STUN: Structured-Then-Unstructured Pruning for Scalable MoE Pruning

TL;DR

This paper introduces a scalable structured pruning method for mixture-of-experts models that outperforms traditional unstructured pruning, significantly reducing computational costs while maintaining model performance.

Contribution

Proposes a novel scalable expert pruning approach leveraging latent structure, outperforming unstructured pruning in large language models.

Findings

Achieves 40% sparsity with minimal performance loss on Snowflake Arctic model.

Requires only one H100 GPU and two hours for pruning large models.

Outperforms state-of-the-art unstructured pruning in generative tasks like GSM8K.

Abstract

Mixture-of-experts (MoEs) have been adopted for reducing inference costs by sparsely activating experts in Large language models (LLMs). Despite this reduction, the massive number of experts in MoEs still makes them expensive to serve. In this paper, we study how to address this, by pruning MoEs. Among pruning methodologies, unstructured pruning has been known to achieve the highest performance for a given pruning ratio, compared to structured pruning, since the latter imposes constraints on the sparsification structure.

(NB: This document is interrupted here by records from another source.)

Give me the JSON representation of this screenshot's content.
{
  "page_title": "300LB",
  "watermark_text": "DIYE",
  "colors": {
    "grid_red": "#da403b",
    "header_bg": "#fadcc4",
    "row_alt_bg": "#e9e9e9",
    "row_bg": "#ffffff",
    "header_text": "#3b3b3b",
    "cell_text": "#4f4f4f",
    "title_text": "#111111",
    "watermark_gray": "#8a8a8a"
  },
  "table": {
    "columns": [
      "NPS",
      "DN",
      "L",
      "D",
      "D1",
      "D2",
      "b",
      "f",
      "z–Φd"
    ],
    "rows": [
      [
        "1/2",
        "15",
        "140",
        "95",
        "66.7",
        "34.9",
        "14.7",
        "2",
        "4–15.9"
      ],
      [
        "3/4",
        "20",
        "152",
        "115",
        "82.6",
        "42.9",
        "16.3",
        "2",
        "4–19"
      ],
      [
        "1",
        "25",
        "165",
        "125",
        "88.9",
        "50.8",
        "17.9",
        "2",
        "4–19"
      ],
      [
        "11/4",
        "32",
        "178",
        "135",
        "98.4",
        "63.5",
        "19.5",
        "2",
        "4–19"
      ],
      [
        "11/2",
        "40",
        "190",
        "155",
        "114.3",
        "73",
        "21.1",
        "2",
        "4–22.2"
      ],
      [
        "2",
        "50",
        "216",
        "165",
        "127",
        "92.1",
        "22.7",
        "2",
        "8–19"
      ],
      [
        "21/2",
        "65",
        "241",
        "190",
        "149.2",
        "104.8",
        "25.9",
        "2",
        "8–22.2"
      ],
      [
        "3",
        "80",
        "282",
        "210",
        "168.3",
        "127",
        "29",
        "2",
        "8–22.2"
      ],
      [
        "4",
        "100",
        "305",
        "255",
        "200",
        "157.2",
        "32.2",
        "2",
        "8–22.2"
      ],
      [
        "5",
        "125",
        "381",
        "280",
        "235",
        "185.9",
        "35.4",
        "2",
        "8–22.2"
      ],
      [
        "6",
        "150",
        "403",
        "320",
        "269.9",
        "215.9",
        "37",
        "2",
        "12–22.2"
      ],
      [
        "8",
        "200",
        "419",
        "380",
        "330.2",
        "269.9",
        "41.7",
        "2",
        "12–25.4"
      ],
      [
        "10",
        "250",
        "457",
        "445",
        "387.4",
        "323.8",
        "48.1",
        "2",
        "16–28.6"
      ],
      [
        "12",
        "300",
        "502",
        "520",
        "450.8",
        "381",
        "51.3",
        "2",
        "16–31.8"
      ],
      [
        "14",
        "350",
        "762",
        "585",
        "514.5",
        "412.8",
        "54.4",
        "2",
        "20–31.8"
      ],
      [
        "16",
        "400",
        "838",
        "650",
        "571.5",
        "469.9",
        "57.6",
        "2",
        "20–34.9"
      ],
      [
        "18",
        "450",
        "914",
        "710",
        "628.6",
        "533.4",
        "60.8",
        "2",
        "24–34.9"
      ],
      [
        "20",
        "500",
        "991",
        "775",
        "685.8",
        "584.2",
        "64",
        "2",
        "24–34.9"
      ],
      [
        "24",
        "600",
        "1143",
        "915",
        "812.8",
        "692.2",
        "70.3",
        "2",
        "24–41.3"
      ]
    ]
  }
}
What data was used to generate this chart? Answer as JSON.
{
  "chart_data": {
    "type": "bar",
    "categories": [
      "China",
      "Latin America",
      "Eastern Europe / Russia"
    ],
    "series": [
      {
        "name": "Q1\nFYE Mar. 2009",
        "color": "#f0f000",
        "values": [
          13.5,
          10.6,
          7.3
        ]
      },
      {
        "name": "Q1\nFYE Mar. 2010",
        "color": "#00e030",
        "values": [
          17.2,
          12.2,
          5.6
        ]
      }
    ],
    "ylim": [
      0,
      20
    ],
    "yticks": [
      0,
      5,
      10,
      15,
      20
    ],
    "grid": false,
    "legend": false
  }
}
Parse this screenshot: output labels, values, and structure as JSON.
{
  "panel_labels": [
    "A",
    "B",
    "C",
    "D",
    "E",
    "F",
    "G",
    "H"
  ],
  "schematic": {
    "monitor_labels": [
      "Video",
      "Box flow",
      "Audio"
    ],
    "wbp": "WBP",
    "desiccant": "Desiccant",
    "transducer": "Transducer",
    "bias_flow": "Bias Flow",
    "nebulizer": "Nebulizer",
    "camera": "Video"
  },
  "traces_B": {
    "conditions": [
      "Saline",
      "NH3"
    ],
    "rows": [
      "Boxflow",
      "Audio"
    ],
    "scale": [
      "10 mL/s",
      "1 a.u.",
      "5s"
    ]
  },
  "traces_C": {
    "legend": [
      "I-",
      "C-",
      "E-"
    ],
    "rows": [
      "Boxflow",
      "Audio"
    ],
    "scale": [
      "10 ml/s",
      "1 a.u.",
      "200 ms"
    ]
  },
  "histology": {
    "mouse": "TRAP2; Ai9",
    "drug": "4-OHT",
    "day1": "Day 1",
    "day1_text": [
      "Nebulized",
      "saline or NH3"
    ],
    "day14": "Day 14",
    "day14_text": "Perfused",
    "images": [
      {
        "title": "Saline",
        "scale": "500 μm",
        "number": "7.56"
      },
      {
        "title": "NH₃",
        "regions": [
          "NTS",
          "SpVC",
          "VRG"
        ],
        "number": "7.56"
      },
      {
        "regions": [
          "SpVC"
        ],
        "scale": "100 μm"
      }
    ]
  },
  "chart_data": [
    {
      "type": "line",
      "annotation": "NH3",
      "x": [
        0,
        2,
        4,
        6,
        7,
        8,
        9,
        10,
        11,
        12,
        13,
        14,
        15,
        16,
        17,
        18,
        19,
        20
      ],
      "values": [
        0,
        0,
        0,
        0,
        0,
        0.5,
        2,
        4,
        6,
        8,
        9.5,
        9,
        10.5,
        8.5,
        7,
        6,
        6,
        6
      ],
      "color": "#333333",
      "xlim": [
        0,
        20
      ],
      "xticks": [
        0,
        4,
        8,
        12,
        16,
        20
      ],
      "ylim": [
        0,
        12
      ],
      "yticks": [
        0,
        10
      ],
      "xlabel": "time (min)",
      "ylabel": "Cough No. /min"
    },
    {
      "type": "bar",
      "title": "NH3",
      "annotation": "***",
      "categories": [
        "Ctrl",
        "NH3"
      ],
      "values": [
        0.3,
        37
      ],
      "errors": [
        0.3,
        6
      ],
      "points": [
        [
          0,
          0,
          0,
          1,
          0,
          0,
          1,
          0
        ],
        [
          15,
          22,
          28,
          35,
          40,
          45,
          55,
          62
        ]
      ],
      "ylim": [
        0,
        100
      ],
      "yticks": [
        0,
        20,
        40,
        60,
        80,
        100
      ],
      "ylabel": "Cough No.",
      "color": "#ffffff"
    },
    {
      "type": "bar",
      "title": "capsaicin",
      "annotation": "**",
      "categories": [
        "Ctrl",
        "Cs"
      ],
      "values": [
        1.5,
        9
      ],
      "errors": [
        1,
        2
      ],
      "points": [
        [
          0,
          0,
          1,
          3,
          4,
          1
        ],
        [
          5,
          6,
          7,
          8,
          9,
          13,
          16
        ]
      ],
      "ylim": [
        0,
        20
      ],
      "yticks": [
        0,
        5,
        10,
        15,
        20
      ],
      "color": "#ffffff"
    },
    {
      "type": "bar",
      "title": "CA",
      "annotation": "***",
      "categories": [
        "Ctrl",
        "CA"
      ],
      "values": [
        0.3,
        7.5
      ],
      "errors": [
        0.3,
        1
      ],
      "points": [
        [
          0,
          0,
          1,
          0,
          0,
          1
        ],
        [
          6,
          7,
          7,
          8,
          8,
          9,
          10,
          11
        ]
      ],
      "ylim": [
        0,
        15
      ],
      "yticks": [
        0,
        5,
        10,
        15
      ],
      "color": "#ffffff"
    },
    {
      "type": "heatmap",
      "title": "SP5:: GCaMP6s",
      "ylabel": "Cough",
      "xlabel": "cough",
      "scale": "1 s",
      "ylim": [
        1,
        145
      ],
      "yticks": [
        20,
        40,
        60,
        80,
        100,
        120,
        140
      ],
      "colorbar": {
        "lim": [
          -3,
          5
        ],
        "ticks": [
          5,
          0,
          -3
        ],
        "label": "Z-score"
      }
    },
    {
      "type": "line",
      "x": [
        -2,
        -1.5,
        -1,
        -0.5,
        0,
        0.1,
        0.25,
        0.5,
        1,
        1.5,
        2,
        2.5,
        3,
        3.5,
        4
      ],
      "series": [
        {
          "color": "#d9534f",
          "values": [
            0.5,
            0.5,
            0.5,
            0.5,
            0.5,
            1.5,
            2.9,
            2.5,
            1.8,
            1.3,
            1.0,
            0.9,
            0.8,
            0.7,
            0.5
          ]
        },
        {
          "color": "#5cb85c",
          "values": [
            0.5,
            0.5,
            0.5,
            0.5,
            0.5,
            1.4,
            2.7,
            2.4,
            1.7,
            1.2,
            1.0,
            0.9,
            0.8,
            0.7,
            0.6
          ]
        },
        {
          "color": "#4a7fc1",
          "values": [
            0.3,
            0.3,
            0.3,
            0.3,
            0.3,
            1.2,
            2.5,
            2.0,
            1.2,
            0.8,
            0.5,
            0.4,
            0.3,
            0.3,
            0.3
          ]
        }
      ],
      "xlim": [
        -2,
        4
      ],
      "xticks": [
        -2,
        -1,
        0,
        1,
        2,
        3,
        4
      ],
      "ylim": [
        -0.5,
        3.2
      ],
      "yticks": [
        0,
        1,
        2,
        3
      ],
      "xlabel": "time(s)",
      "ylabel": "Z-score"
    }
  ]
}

This is intuitive, as the solution space of unstructured pruning subsumes that of structured pruning. However, our counterintuitive finding reveals that expert pruning, a form of structured pruning, can actually precede unstructured pruning to outperform unstructured-only pruning. As existing expert pruning, requiring $O(\frac{k^n}{\sqrt{n}})$ forward passes for $n$ experts, cannot scale for recent MoEs, we propose a scalable alternative with $O(1)$ complexity, yet outperforming the more expensive methods. The key idea is leveraging a latent structure between experts, based on behavior similarity, such that the greedy decision of whether to prune closely captures the joint pruning effect. Ours is highly effective -- for Snowflake Arctic, a 480B-sized MoE with 128 experts, our method needs only one H100 and two hours to achieve nearly no loss in performance with 40% sparsity, even in generative tasks such as GSM8K, where state-of-the-art unstructured pruning fails to. The code will be made publicly available.